Thematic for Bernstein (as well as, he claims, Hegel and Adorno) is the idea that philosophy alone can't (and so we discover never could), tell us in principle how to live. In the Adorno book, Bernstein will argue (and cf. near the end of the lectures what he calls "the bad news for philosophy") that philosophy's problem is that it can't respond to the demands of the complex concept, can't respond to the demands of the nonidentical except in unseemly ways. For example, in Weberian terms, Bernstein argues (p.367) that authority is established through exemplification, not bare concepts. He continues, (p.369) "in themselves, however, principles are not explanations for action, and when they are something untoward is occurring. If the authority of norms is situational, then the ground of my action had better be, for example, the awfulness of this situation and not the belief that cruelty is wrong."
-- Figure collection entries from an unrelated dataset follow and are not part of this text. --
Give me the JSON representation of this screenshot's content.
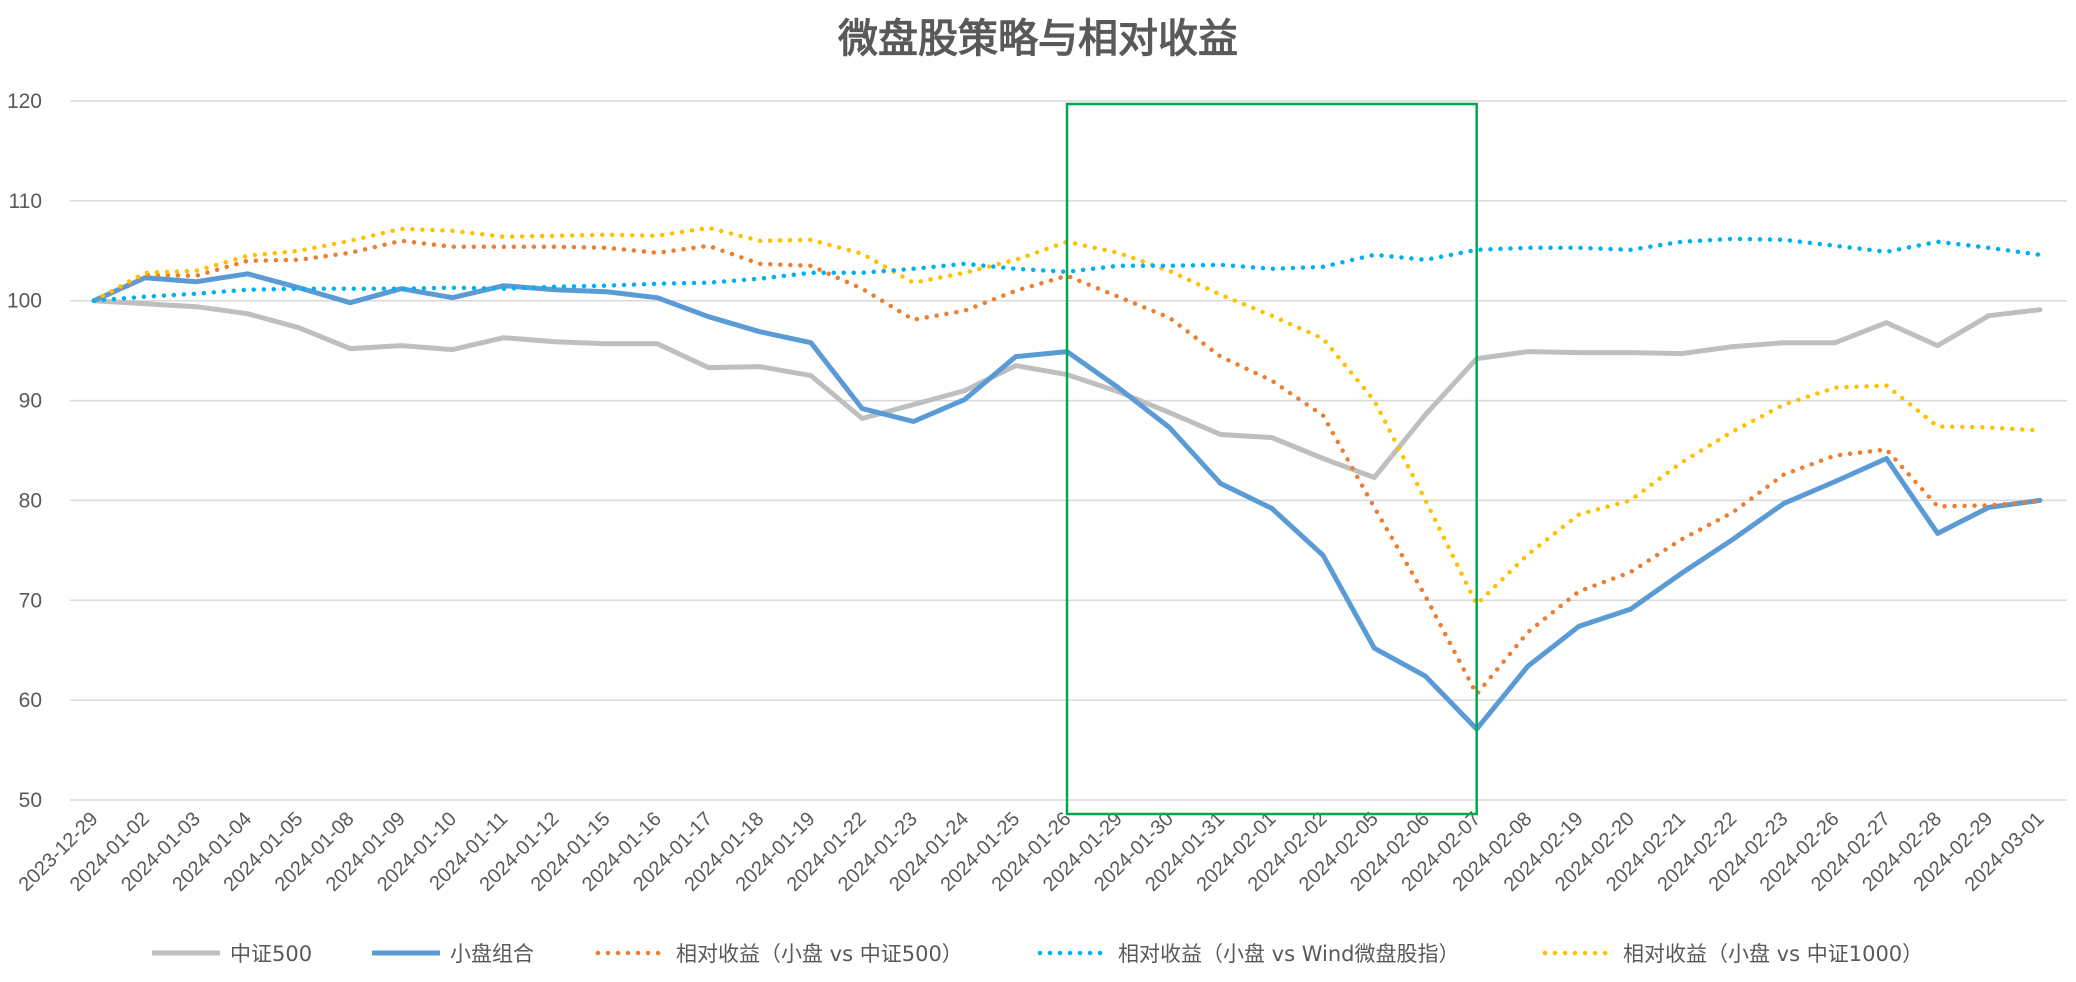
{
  "chart_data": {
    "type": "line",
    "title": "微盘股策略与相对收益",
    "xlabel": "",
    "ylabel": "",
    "ylim": [
      50,
      120
    ],
    "yticks": [
      50,
      60,
      70,
      80,
      90,
      100,
      110,
      120
    ],
    "grid": true,
    "legend_position": "bottom",
    "highlight_box": {
      "x_start": "2024-01-26",
      "x_end": "2024-02-07",
      "color": "#00A84F"
    },
    "categories": [
      "2023-12-29",
      "2024-01-02",
      "2024-01-03",
      "2024-01-04",
      "2024-01-05",
      "2024-01-08",
      "2024-01-09",
      "2024-01-10",
      "2024-01-11",
      "2024-01-12",
      "2024-01-15",
      "2024-01-16",
      "2024-01-17",
      "2024-01-18",
      "2024-01-19",
      "2024-01-22",
      "2024-01-23",
      "2024-01-24",
      "2024-01-25",
      "2024-01-26",
      "2024-01-29",
      "2024-01-30",
      "2024-01-31",
      "2024-02-01",
      "2024-02-02",
      "2024-02-05",
      "2024-02-06",
      "2024-02-07",
      "2024-02-08",
      "2024-02-19",
      "2024-02-20",
      "2024-02-21",
      "2024-02-22",
      "2024-02-23",
      "2024-02-26",
      "2024-02-27",
      "2024-02-28",
      "2024-02-29",
      "2024-03-01"
    ],
    "series": [
      {
        "name": "中证500",
        "color": "#BFBFBF",
        "style": "solid",
        "values": [
          100,
          99.7,
          99.4,
          98.7,
          97.3,
          95.2,
          95.5,
          95.1,
          96.3,
          95.9,
          95.7,
          95.7,
          93.3,
          93.4,
          92.5,
          88.2,
          89.6,
          91.0,
          93.5,
          92.6,
          90.9,
          88.8,
          86.6,
          86.3,
          84.2,
          82.3,
          88.6,
          94.2,
          94.9,
          94.8,
          94.8,
          94.7,
          95.4,
          95.8,
          95.8,
          97.8,
          95.5,
          98.5,
          99.1
        ]
      },
      {
        "name": "小盘组合",
        "color": "#5B9BD5",
        "style": "solid",
        "values": [
          100,
          102.3,
          101.9,
          102.7,
          101.3,
          99.8,
          101.2,
          100.3,
          101.5,
          101.1,
          100.9,
          100.3,
          98.4,
          96.9,
          95.8,
          89.2,
          87.9,
          90.1,
          94.4,
          94.9,
          91.3,
          87.3,
          81.7,
          79.2,
          74.5,
          65.2,
          62.4,
          57.1,
          63.4,
          67.4,
          69.1,
          72.7,
          76.1,
          79.7,
          81.9,
          84.2,
          76.7,
          79.3,
          80.0
        ]
      },
      {
        "name": "相对收益（小盘 vs 中证500）",
        "color": "#ED7D31",
        "style": "dotted",
        "values": [
          100,
          102.6,
          102.5,
          104.0,
          104.1,
          104.8,
          106.0,
          105.4,
          105.4,
          105.4,
          105.3,
          104.8,
          105.5,
          103.7,
          103.5,
          101.2,
          98.1,
          99.0,
          101.0,
          102.5,
          100.4,
          98.3,
          94.4,
          92.0,
          88.5,
          79.3,
          70.4,
          60.6,
          66.8,
          70.9,
          72.8,
          76.1,
          78.8,
          82.6,
          84.5,
          85.1,
          79.4,
          79.5,
          79.9
        ]
      },
      {
        "name": "相对收益（小盘 vs Wind微盘股指）",
        "color": "#00B0F0",
        "style": "dotted",
        "values": [
          100,
          100.4,
          100.7,
          101.1,
          101.2,
          101.2,
          101.2,
          101.3,
          101.2,
          101.4,
          101.5,
          101.7,
          101.8,
          102.2,
          102.8,
          102.8,
          103.2,
          103.7,
          103.2,
          102.9,
          103.5,
          103.5,
          103.6,
          103.2,
          103.4,
          104.6,
          104.1,
          105.1,
          105.3,
          105.3,
          105.1,
          105.9,
          106.2,
          106.1,
          105.5,
          104.9,
          105.9,
          105.3,
          104.6
        ]
      },
      {
        "name": "相对收益（小盘 vs 中证1000）",
        "color": "#FFC000",
        "style": "dotted",
        "values": [
          100,
          102.8,
          103.0,
          104.5,
          105.0,
          106.0,
          107.2,
          107.0,
          106.4,
          106.5,
          106.6,
          106.5,
          107.3,
          106.0,
          106.1,
          104.7,
          101.8,
          102.8,
          104.1,
          105.9,
          104.8,
          103.0,
          100.6,
          98.5,
          96.2,
          90.0,
          80.0,
          69.6,
          74.6,
          78.6,
          80.0,
          83.8,
          86.9,
          89.6,
          91.3,
          91.5,
          87.4,
          87.3,
          87.0
        ]
      }
    ]
  }
}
Bernstein's argument works toward the following: (p.420) "Modernist ethics is not an ethics that, so to speak, conveniently fits the contours of late modernity; rather, the fugitive character of ethical experience now makes perspicuous for the first time the truth of ethics, and thus what the normative force of ethical norms and actions has always been. Modernism is the truth of ethics; it is precisely the fact that fugitive ethical experiences satisfy the demands of the critical rationality of the complex concept that makes this claim compelling. The fugitive character of ethical modernism refers thus only to its rarity, the way in which ethical actions and experiences in late modernity are enclosed on all sides in rationalized institutional structures and social practices. Hence the fugitive character of ethical experience is the experience of the ethical as withdrawn from the possibility of general circulation....Modernist ethical experience, if there is any, is the experience of transcendence; modernist ethical experience, if there is any, is the experience of the promise of a form of life escaping nihilism."